Review | "Putty Hill"

The landscape of the American independent film has changed drastically in recent years. Being an "independent film" no longer means what it meant 15 years ago. With studio specialty wings specializing in "independent" films, independent filmmaking has drifted away from the grittier, more experimental meaning it once had into more glossy quirky fare like Juno and The Kids Are All Right.

A few filmmakers have endeavored to reverse this bastardization of the pioneering indie spirit - directors like Ramin Bahrani (Man Push Cart, Goodbye Solo) and Kelly Reichhardt (Old Joy, Wendy and Lucy), whose films have continued to explore complex themes in new and surprising ways.

One of the newest voices on the American independent scene is Matt Porterfield, whose second feature, Putty Hill, has made quite a splash in certain critical circles. To some, Putty Hill represents a new renaissance in American independent filmmaking, but I'm not so sure the emperor is wearing any clothes.

Zoe Vance in Matt Porterfield’s PUTTY HILL. Photo by Jeremy Saulnier.
Courtesy of Cinema Guild.


Part documentary, part narrative film, Putty Hill is an unusual mix of genres and styles that offers a glimpse into a small town's grieving process after the death of a local teen from an apparent drug overdose. The film pieces together snippets of varying reactions from those who knew him, and those who only knew of him, as they try to understand what happened and what it means to them. Even those who weren't friends with him are forced to come to terms with their own mortality in a world that no longer seems certain.

Porterfield combines interview footage with scenes of the town's everyday life to create an illusion of reality, but the result is more distracting than involving. Knowing that it the film is not, in fact, a documentary, pulls the audience out of the world Porterfield is trying to create. The dialogue, which is mostly improvised, feels forced, like actors trying to sound natural but speaking in a way in which no one really speaks. It just doesn't feel right. The performances are stiff and self-conscious, and despite the film's strenuous attempts to feel real, it always comes across as an approximation of realism - a kind of Brechtian epic theatre Grund Gestus reality that seems to say "I am like this character" not "i am this character." The nagging sense of artifice amongst such painstaking realism is off-putting and ultimately near fatal to the film's goals.

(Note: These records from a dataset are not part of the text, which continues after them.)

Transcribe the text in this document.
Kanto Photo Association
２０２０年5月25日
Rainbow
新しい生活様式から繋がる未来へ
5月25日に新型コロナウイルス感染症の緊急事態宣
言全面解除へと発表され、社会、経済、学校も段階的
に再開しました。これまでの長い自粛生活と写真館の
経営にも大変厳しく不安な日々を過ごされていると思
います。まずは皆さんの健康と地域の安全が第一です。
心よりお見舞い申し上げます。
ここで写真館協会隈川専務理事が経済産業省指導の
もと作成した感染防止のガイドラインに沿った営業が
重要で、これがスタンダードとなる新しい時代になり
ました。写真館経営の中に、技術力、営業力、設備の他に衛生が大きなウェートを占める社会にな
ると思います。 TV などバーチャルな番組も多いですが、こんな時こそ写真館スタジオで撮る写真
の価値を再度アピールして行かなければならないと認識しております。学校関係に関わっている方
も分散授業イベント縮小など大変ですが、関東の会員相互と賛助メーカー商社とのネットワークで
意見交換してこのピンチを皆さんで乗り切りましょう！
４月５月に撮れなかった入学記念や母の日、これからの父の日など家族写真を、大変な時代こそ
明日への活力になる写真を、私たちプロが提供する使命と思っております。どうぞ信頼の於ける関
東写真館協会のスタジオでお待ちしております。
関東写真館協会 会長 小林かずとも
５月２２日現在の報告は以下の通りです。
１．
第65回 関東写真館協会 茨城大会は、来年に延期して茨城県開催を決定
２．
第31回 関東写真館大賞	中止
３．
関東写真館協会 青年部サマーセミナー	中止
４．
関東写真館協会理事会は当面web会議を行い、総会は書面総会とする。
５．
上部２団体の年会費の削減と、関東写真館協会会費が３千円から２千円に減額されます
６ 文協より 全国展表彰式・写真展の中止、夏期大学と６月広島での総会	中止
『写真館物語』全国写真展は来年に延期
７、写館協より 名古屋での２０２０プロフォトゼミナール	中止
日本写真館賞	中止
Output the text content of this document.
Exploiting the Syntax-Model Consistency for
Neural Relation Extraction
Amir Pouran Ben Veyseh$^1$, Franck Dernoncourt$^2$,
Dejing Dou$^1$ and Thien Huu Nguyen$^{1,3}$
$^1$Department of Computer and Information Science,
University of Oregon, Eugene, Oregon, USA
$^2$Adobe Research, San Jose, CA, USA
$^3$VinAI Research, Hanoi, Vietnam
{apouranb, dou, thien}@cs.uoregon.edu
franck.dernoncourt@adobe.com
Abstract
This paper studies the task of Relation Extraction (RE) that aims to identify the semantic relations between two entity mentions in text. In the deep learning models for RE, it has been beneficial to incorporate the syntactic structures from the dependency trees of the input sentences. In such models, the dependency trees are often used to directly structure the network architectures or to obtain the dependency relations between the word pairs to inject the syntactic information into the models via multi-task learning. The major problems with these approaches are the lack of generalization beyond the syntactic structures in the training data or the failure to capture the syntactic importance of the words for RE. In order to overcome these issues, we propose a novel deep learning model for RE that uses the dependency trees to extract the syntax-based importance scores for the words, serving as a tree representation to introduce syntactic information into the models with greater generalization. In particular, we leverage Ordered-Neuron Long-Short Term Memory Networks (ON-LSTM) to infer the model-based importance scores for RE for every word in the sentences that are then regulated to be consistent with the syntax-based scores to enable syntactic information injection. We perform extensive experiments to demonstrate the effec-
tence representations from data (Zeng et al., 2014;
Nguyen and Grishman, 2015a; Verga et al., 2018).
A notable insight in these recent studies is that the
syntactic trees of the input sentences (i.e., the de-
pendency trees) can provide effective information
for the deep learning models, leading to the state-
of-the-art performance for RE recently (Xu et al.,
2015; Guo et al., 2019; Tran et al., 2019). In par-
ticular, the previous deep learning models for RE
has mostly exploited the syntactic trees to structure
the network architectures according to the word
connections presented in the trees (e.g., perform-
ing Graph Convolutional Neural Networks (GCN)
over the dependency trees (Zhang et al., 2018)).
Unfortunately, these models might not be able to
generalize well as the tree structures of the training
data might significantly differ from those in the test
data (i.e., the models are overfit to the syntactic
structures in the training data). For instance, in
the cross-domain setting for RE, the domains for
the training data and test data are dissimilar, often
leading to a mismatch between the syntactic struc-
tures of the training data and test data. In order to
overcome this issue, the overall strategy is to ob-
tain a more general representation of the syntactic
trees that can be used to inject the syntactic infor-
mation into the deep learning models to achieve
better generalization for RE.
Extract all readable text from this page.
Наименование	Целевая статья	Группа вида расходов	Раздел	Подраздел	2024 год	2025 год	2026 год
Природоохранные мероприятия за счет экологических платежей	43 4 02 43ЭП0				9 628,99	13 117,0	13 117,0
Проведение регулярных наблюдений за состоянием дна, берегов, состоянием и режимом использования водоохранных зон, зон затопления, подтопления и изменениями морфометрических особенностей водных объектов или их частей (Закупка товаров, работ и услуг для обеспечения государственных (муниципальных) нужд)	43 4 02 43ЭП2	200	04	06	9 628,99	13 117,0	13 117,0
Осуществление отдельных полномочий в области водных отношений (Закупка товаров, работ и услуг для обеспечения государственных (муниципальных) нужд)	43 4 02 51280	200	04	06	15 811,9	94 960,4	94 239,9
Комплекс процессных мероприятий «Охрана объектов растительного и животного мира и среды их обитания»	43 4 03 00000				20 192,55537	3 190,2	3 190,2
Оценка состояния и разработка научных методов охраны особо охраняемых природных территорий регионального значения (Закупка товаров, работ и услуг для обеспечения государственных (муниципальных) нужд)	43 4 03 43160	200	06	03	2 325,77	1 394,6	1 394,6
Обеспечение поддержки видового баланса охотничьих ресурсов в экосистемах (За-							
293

Andrew Laumann, David Jacober and Walker Teiser (from left to right) in Matt Porterfield’s PUTTY HILL.
Photo by Joyce Kim. Courtesy of Cinema Guild.


It doesn't help matters that the narrative/doc aesthetic seems more self-conscious than natural. The whole thing comes off more like a pretentious film school project than anything else. And while credit must be given for attempting such a brazen experiment, the experiment is ultimately a failed one. It never gives us any reason to care about these characters, or for that matter, to believe them. It's a languid, aimless, formless exercise in cinematic snobbery that feels neither honest nor real. Its lack of structure and often muddy sound mix leads to tedium, which leads to disinterest, which is a fatal combination for any film. Here, however, it's desperate attempts to seem meaningful make it all the more egregious.

There are few things in cinema more annoying than a bad film that thinks its a great one. It's an abstract kind of putting on airs that immediately sets the audience against it. Putty Hill is that kind of film - a nearly unbearable piece of self-congratulatory claptrap trussed up to look like art.

GRADE - ★½ (out of four)

PUTTY HILL | Directed by Matt Porterfield | Stars Sky Ferreira, Zoe Vance, James Siebor, Jr., Dustin Ray, Cody Ray, Charles “Spike” Sauers, Catherine Evans, Virginia Heath, Casey Weibust, Drew Harris, Marina Siebor | Not rated | Now showing at the Cinema Village in NYC. Opens in LA April 8.